Few, if any, Irish people want to rule Britain and, unionists excepted, few - though there are some - want to be ruled from London. It's remarkable that people such as Wheatcroft should apparently have difficulty in understanding this. The notion that any people (strangely, it's usually your own) should have the right to rule other countries and debar challenge to that rule is selfish and idiotic.

To me the tone of Wheatcroft's article was to exalt British imperialism. The people who fomented and carried out an insurrection against British rule in 1916 may or may not have been misguided. That argument continues, but to liken them to Nazis is vile. Not only is such a comparison vile, it's lazy and astonishingly ignorant, especially considering the early support given by British royals to Adolf Hitler.

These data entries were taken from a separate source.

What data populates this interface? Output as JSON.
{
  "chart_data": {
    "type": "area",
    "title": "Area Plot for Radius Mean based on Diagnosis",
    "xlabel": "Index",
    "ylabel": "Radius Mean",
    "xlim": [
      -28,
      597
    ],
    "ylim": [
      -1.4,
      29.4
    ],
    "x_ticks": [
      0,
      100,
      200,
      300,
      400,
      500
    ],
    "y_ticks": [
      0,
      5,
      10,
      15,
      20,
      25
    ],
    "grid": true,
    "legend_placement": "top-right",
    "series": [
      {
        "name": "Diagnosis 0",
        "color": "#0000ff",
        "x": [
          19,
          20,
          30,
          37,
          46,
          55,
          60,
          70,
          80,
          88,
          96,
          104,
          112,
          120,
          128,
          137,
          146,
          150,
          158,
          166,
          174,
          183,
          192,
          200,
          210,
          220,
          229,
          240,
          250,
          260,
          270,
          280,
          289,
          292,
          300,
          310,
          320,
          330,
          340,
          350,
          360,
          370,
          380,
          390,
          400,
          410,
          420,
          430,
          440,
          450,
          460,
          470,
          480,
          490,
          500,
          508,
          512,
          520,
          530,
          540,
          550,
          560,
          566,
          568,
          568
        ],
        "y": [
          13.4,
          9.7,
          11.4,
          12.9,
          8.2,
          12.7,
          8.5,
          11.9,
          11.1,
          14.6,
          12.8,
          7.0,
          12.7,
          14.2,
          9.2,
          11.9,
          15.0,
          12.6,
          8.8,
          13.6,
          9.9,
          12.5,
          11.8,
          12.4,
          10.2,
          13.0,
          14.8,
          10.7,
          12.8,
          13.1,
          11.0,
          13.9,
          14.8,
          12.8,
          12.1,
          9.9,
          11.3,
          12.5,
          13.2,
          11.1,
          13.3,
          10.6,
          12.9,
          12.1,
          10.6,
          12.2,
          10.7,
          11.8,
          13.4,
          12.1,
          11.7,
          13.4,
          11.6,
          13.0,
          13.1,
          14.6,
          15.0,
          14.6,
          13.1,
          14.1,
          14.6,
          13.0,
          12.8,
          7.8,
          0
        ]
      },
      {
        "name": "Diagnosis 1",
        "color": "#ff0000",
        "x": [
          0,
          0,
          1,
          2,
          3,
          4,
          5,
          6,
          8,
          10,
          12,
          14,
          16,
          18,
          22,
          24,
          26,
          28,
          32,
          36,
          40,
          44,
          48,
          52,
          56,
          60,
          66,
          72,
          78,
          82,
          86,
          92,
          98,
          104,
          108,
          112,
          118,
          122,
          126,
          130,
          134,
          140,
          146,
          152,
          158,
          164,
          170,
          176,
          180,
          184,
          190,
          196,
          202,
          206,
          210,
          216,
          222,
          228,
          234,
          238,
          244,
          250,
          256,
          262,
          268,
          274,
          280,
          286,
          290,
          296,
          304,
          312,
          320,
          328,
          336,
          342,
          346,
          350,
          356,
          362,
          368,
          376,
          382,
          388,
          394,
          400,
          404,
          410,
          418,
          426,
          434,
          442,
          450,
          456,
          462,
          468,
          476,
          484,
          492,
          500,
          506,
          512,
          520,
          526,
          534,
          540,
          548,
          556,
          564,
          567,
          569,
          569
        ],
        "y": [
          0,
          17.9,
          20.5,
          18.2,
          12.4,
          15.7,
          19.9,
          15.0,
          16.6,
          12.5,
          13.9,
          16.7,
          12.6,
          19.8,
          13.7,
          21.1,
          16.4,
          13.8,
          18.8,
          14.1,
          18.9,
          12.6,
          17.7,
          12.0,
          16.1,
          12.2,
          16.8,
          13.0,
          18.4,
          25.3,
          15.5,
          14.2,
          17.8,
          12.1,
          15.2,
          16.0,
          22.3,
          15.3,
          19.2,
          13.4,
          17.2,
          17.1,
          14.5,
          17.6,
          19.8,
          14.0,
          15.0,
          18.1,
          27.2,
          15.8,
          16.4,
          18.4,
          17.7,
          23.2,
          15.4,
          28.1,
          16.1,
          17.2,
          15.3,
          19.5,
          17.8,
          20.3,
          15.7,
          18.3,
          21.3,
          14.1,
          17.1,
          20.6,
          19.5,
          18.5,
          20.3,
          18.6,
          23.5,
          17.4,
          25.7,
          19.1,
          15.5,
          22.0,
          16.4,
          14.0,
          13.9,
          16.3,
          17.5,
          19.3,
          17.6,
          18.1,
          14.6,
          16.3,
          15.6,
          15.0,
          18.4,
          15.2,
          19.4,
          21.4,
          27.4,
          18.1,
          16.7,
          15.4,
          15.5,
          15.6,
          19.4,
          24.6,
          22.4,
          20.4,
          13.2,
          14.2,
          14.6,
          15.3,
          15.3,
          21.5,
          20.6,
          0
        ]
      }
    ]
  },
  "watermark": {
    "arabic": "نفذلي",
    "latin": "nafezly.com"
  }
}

This column has commented before on the alarming levels of ignorance in Britain towards Ireland. Certainly, there are excellent British people (Chris Mullin, Tony Benn, Ken Livingstone and others) who understand that, for centuries, their country treated ours shamefully. But it's mostly ignorance, fuelled by undue hauteur and articles like Wheatcroft's, that prevails.

Imagine, say, middle-class British Home Counties buyers of the Observer. They may feel relatively "liberal" - considered, knowledgeable, educated - in their choice of Sunday newspaper. Then they read tripe - and for me it was pure tripe - such as Wheatcroft's crass polemic on 1916. What are they to think? Ireland is unlikely to feature prominently in their consciousness.

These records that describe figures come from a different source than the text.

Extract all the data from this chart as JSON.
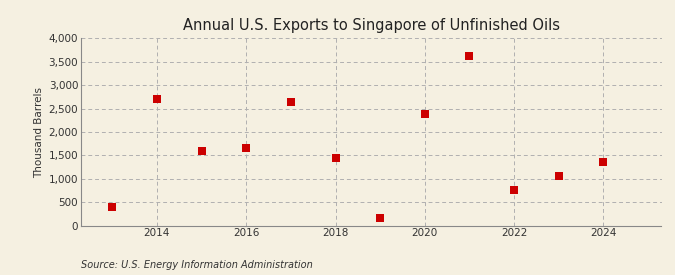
{
  "title": "Annual U.S. Exports to Singapore of Unfinished Oils",
  "ylabel": "Thousand Barrels",
  "source": "Source: U.S. Energy Information Administration",
  "background_color": "#f5f0e1",
  "plot_bg_color": "#f5f0e1",
  "years": [
    2013,
    2014,
    2015,
    2016,
    2017,
    2018,
    2019,
    2020,
    2021,
    2022,
    2023,
    2024
  ],
  "values": [
    400,
    2700,
    1600,
    1650,
    2650,
    1450,
    150,
    2375,
    3625,
    750,
    1050,
    1350
  ],
  "marker_color": "#cc0000",
  "marker_size": 28,
  "ylim": [
    0,
    4000
  ],
  "yticks": [
    0,
    500,
    1000,
    1500,
    2000,
    2500,
    3000,
    3500,
    4000
  ],
  "xlim": [
    2012.3,
    2025.3
  ],
  "xticks": [
    2014,
    2016,
    2018,
    2020,
    2022,
    2024
  ],
  "title_fontsize": 10.5,
  "axis_fontsize": 7.5,
  "source_fontsize": 7,
  "grid_color": "#b0b0b0",
  "grid_linestyle": "-.",
  "spine_color": "#888888"
}
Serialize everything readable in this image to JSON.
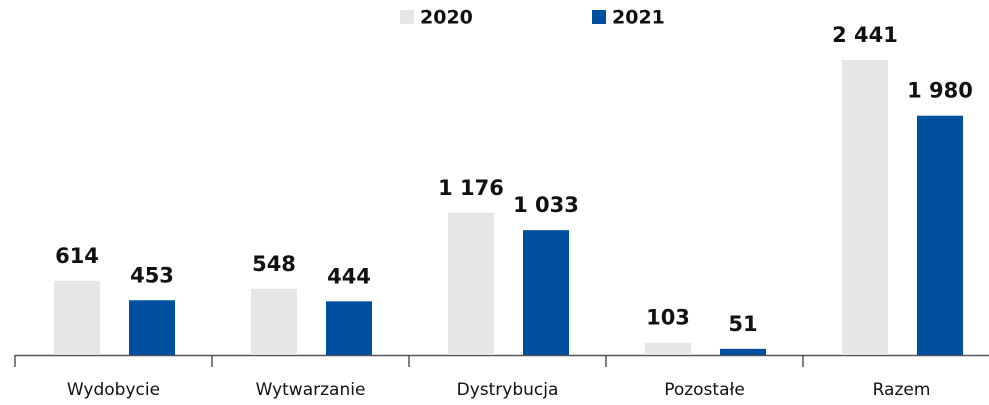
{
  "chart_data": {
    "type": "bar",
    "categories": [
      "Wydobycie",
      "Wytwarzanie",
      "Dystrybucja",
      "Pozostałe",
      "Razem"
    ],
    "series": [
      {
        "name": "2020",
        "color": "#e6e6e6",
        "values": [
          614,
          548,
          1176,
          103,
          2441
        ],
        "value_labels": [
          "614",
          "548",
          "1 176",
          "103",
          "2 441"
        ]
      },
      {
        "name": "2021",
        "color": "#00509f",
        "values": [
          453,
          444,
          1033,
          51,
          1980
        ],
        "value_labels": [
          "453",
          "444",
          "1 033",
          "51",
          "1 980"
        ]
      }
    ],
    "legend": "top"
  }
}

So the ancient enmity continues. Many British believe a "lawful" - and for most, especially people at a distance, that means a "morally lawful" - government was gratuitously attacked by deluded and incorrigibly mad Irish militants. The natural predilection to think well of any group that includes yourself reinforces these perceptions. British people are being made ignorant by such journalism.

Mind you, it's not just British people who are playing politics with the events in Dublin at Easter 1916. Minister for Foreign Affairs Dermot Ahern denied this week on RTÉ 1's Questions and Answers that Taoiseach Bertie Ahern was resurrecting the commemorative military parade for political reasons. In itself, that's almost as insulting to Irish people as Wheatcroft's rubbish.

Everybody - even the greenest of Fianna Fáil supporters - knows that tomorrow's parade has been organised to counter Sinn Féin's claim to the legacy of 1916. As a political move, this may well be wise - Bertie Ahern, after all, is a canny operator - but to deny any political motivation is an abuse of political discourse. Furthermore, it treats us all like children.

Anyway, arguments will continue over 1916 and it's right they should. The roles of 1798, the Famine, the huge upsurge in pro-Land League and later pro-nationalist journalism in Ireland, the literary revival of the 1890s, the Gaelic League, the GAA, the Shan Van Vocht magazine, the Irish-Ireland movement, Edward Carson and all the rest contributed to the Easter Rising.

How you interpret the influences of these and other strains of the period in Irish life will determine your attitude to 1916. However, the idea that one country should invade another, kill, enslave and debase far more people than it endured in the process, yet remain morally superior, is contemptible. Consider Iraq today and Ireland of yesteryear. Then think of the Wheatcrofts among us.